For patients suffering from aplastic neutropenia, determination of the infectious origins of sepsis remains an unresolved challenge (5, 6). The implementation of new tests such as the SeptiFast test and Ibis technology has not significantly changed how often the causative agent is identified (7). We thought that aplastic patients in whom fever was resistant to antibiotics may have infection due to unusual, naturally antibiotic-resistant bacteria, such as Planctomycetes. Using specifically designed primers, we identified Planctomycetes in human feces (2). Here, we tested these primers on blood samples of febrile patients recruited from the regional center for cancer treatment, meeting the following criteria: (i) chemotherapy for acute leukemia or allogeneic stem cell transplantation, (ii) neutrophil levels below 0.5 g/liter, and (iii) persisting fever 3 days after broad-spectrum antibiotic treatment. Additionally, 100 healthy blood donors were included as controls. Blood DNA was amplified using “broad-spectrum” bacterial 16S rRNA PCR primers (4), and primers targeting the Planctomycetes 16S rRNA gene (2, 3). Positive detections were confirmed by PCR sequencing of the Planctomycetes rpoB gene. One negative control was used for every 8 samples, and no positive controls were used. The study was approved by the local IFR48 Ethic Committee.
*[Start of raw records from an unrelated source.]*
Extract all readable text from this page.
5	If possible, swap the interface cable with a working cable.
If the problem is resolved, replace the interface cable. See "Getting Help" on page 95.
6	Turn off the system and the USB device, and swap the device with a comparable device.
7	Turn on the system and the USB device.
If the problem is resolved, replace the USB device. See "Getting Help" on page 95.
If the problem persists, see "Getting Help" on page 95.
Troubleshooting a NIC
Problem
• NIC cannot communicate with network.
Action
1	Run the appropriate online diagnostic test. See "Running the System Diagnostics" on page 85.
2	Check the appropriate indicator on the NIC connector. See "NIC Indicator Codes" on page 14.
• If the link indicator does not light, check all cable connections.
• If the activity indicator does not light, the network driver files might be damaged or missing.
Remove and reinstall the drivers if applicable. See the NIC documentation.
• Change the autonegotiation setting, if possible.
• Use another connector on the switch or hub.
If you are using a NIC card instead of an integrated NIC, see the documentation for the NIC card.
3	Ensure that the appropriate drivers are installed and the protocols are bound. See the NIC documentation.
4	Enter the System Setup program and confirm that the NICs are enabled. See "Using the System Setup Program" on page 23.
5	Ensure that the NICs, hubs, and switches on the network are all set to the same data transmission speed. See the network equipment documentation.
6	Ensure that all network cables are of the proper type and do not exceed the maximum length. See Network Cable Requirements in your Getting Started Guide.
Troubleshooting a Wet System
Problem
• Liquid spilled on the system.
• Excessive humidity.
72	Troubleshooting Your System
This study is the first to report the recovery of Planctomycetes DNA from a normally sterile human tissue. We detected Planctomycetes DNA in the blood of patients suffering from fever, rash, pneumonia, diarrhea, and neutropenia. The association of these signs and symptoms in unusual in such patients—in particular, micronodular pneumonia is rarely seen and is caused by few pathogens, with detection negative in the two patients reported here. The detection of the Planctomycetes 16S rRNA gene remained negative in the 100 controls and was positive in the two patients reported among the 100 specimens collected from 83 patients over 13 months. We believe that there is a link between Planctomycetes and this clinical situation. In particular, the fact that three specific PCRs were positive directly from blood suggests that a high concentration of Planctomycetes DNA was circulating in these patients. It is possible that patients with neutropenia are more likely to have circulating Planctomycetes than other patients, and the presence of the Planctomycetes DNA may be incidental. However, as Planctomycetes is part of the gut flora, it would not be surprising if Planctomycetes species were translocated from the gut and caused bacteremia in immunocompromised hosts receiving broad-spectrum antibiotics. Also, tropism for the lung would be congruent with the phylogenetic proximity of Planctomycetes with Chlamydia, a genus also comprising fastidious organisms responsible for pneumonia (1, 8). Several elements still need to be confirmed to show that Planctomycetes are pathogenic to humans, including their direct isolation from blood.

In conclusion, we report the presence of Planctomycetes DNA in blood samples from two neutropenic patients suffering from fever and rash. Planctomycetes have a different cell wall and, consequently, are usually resistant to all β-lactam antibiotics and vancomycin. They are inconsistently susceptible to fluoroquinolones in vitro (3). This susceptibility may have played a role in the favorable evolution of these cases along with the reversal of the neutropenia. Tetracyclines are active against Planctomycetes in vitro and may be a second-line treatment option for these patients (9).

ACKNOWLEDGMENTS

This study was supported by the French Ministerial program “Programme hospitalier de recherche Clinique” (project CLCC/CHU entitled “Bactériémie à Planctomycetes et Archaea au cours des aplasies fébriles”).

The authors have no potential conflicts of interest to report for this article.